Digging deeper, it’s become so obvious anxiety has a big role to play when it comes to my running history. The more I felt the expectation to run a certain speed or pace, the more I wasn’t able to do that, I would inevitably psych myself out throughout a run and talk myself out of future runs. Even within a run, if I started running out of breath, the voice of anxiety would have me thinking all kinds of anxious thoughts (what if you faint right here in the park and wake us in a crackhouse?) and instead of slowing down, I’d just stop the run and go back home with my anxiety-ridden tail between my legs.
Why would anyone run when the whole time you’re thinking “I suck at this, I can’t do this”?
That being said, there were a few times in my life when I have tried to get back on the running train because I know it has so many benefits for physical and mental wellbeing. I also love the idea of going out and running on my own, knowing it’s an easy way to take care of my own fitness inexpensively, and without depending on anyone else to get it done.
It wasn’t until just recently, I discovered on my Headspace meditation app, a collaboration between Headspace and the Nike Run Club, where they offer guided runs – similar to the guided meditations I practice for mindfulness. Only this time, you add in the running element of it and badda-bing, badda boom, you get mindful running.
I don’t mean for this to feel like an ad, but hot diggity dog is it a game-changer!
OMG Maybe I should make an app like this for someone’s first improv class. OK I digress…
Suddenly I have permission to run at my own pace, I give myself some grace for having difficult thoughts, and I’m encouraged to keep going instead of being shamed – as a result, I’m running further distances, challenging myself and more importantly, actually enjoying the activity and wanting to do it more.
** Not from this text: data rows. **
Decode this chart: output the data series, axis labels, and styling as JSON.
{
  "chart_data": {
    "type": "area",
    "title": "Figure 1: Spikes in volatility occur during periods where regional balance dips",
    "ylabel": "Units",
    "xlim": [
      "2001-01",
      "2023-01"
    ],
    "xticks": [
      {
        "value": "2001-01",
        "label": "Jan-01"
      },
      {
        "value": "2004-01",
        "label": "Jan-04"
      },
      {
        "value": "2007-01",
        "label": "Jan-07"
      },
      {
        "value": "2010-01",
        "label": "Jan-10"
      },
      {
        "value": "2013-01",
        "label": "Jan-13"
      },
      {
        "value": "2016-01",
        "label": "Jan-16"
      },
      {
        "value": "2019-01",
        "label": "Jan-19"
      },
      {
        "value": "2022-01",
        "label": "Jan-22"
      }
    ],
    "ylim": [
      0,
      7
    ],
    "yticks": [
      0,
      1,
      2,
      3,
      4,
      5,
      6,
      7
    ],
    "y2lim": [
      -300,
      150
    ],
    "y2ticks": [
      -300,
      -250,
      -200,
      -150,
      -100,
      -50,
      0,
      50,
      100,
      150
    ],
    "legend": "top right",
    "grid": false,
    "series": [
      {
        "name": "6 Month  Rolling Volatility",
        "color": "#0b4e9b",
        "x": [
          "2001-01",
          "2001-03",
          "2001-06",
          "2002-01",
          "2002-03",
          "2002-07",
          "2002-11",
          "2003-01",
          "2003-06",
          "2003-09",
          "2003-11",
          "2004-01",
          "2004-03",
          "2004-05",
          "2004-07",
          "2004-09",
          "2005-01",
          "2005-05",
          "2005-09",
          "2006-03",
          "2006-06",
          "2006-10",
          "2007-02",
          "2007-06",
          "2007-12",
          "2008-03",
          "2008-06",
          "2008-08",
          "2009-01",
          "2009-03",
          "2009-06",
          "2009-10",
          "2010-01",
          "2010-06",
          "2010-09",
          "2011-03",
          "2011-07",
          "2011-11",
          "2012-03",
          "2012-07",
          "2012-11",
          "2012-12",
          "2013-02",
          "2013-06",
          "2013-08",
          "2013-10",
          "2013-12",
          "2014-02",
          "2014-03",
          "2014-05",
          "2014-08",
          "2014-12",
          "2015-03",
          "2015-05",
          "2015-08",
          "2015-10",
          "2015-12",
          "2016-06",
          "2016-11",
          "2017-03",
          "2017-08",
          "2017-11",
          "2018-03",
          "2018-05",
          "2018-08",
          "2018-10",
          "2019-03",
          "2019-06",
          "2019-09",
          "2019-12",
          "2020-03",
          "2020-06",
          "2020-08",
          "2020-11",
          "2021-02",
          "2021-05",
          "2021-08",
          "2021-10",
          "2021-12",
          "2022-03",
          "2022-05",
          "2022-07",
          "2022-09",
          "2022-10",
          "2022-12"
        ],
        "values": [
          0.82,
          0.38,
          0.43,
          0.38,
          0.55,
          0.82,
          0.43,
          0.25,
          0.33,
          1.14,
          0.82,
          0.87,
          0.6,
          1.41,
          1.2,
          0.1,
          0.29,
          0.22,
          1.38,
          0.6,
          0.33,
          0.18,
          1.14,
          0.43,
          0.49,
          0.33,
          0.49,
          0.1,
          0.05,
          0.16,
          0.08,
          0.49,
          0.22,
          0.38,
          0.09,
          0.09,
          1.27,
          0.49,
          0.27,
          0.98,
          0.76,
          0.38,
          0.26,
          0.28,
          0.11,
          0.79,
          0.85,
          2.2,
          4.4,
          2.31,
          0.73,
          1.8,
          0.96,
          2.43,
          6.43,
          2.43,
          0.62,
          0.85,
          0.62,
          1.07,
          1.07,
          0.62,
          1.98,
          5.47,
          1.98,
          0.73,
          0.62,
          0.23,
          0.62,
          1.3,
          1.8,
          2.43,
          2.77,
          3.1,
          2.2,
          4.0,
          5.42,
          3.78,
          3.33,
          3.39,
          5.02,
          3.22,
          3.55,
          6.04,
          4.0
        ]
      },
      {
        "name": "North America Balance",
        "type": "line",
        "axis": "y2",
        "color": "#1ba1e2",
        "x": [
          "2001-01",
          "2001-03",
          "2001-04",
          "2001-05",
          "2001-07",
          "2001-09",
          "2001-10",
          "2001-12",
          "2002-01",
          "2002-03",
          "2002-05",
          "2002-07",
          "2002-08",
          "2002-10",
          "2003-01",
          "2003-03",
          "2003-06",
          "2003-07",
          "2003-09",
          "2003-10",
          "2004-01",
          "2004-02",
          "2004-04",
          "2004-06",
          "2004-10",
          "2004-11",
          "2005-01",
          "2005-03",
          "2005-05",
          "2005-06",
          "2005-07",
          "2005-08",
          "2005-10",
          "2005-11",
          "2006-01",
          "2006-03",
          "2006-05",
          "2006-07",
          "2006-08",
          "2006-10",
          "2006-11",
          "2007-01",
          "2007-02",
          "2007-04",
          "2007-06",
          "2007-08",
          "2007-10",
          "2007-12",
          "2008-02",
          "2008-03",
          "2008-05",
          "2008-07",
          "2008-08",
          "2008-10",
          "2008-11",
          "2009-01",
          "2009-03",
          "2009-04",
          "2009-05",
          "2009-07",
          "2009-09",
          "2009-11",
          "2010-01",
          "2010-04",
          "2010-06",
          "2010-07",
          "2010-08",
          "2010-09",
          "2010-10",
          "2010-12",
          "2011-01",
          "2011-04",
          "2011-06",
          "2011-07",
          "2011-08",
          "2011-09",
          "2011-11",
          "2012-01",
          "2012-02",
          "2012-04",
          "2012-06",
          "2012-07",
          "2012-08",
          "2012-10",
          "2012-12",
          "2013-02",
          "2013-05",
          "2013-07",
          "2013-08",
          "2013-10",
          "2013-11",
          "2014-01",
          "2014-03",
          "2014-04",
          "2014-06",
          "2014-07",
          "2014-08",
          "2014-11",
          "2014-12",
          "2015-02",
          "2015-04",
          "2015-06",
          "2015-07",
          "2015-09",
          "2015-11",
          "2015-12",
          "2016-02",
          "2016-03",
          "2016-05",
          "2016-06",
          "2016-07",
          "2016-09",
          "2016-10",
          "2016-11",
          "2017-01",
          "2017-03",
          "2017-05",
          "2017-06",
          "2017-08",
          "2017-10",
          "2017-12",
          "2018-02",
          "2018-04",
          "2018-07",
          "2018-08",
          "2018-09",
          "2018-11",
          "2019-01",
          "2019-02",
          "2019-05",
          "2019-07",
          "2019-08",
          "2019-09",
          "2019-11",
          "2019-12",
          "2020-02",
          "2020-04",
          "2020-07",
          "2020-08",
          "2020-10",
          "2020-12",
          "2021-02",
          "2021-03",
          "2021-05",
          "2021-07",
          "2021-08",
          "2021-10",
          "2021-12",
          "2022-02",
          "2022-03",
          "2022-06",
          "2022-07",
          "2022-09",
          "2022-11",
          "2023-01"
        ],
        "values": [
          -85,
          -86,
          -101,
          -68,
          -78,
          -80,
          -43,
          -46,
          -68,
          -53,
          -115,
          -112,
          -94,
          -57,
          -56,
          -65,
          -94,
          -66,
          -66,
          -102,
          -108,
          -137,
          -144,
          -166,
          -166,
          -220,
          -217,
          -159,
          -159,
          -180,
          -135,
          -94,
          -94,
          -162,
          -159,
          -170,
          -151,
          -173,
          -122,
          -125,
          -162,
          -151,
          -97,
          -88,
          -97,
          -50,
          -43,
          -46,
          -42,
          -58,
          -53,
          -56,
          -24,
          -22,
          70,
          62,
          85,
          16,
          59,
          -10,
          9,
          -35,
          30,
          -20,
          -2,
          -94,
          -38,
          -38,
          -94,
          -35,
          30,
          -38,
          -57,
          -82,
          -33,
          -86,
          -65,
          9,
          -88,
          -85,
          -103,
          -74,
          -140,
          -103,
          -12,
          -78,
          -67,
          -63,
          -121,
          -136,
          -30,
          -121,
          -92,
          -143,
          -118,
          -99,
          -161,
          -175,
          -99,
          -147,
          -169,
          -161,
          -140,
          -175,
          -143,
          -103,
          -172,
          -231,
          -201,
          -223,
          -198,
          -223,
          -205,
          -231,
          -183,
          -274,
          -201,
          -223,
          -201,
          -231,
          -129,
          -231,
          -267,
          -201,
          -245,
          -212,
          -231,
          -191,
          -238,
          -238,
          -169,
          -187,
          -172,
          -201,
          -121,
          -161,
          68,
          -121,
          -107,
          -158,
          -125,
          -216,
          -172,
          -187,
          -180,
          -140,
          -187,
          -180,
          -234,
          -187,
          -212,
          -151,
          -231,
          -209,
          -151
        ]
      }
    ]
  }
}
It feels good not to feel bad going for a run!
In the Niagara Region, we have this gorgeous path all along the Welland canal, providing excellent views, friendly passers-by, and an overall quiet and peaceful setting for a great run. And now that gyms are open again, when the weather is too wet or chills down in these parts, it’ll be that much easier to get on a treadmill without fearing it – you know, kind of like Kevin and the furnace in his basement when he realizes it won’t hurt him.
It feels so stupid to write an entire post about one of the most common forms of exercise in humanity, but like anything in life, if we develop unhealthy relationships to things, even beneficial ones, it takes some work to get to a place where we can be present with it and accept it in a light that works for us.
So I’m happy to say I started running again. Not well, and not often, but I started nevertheless. And I am actually really, really enjoying it.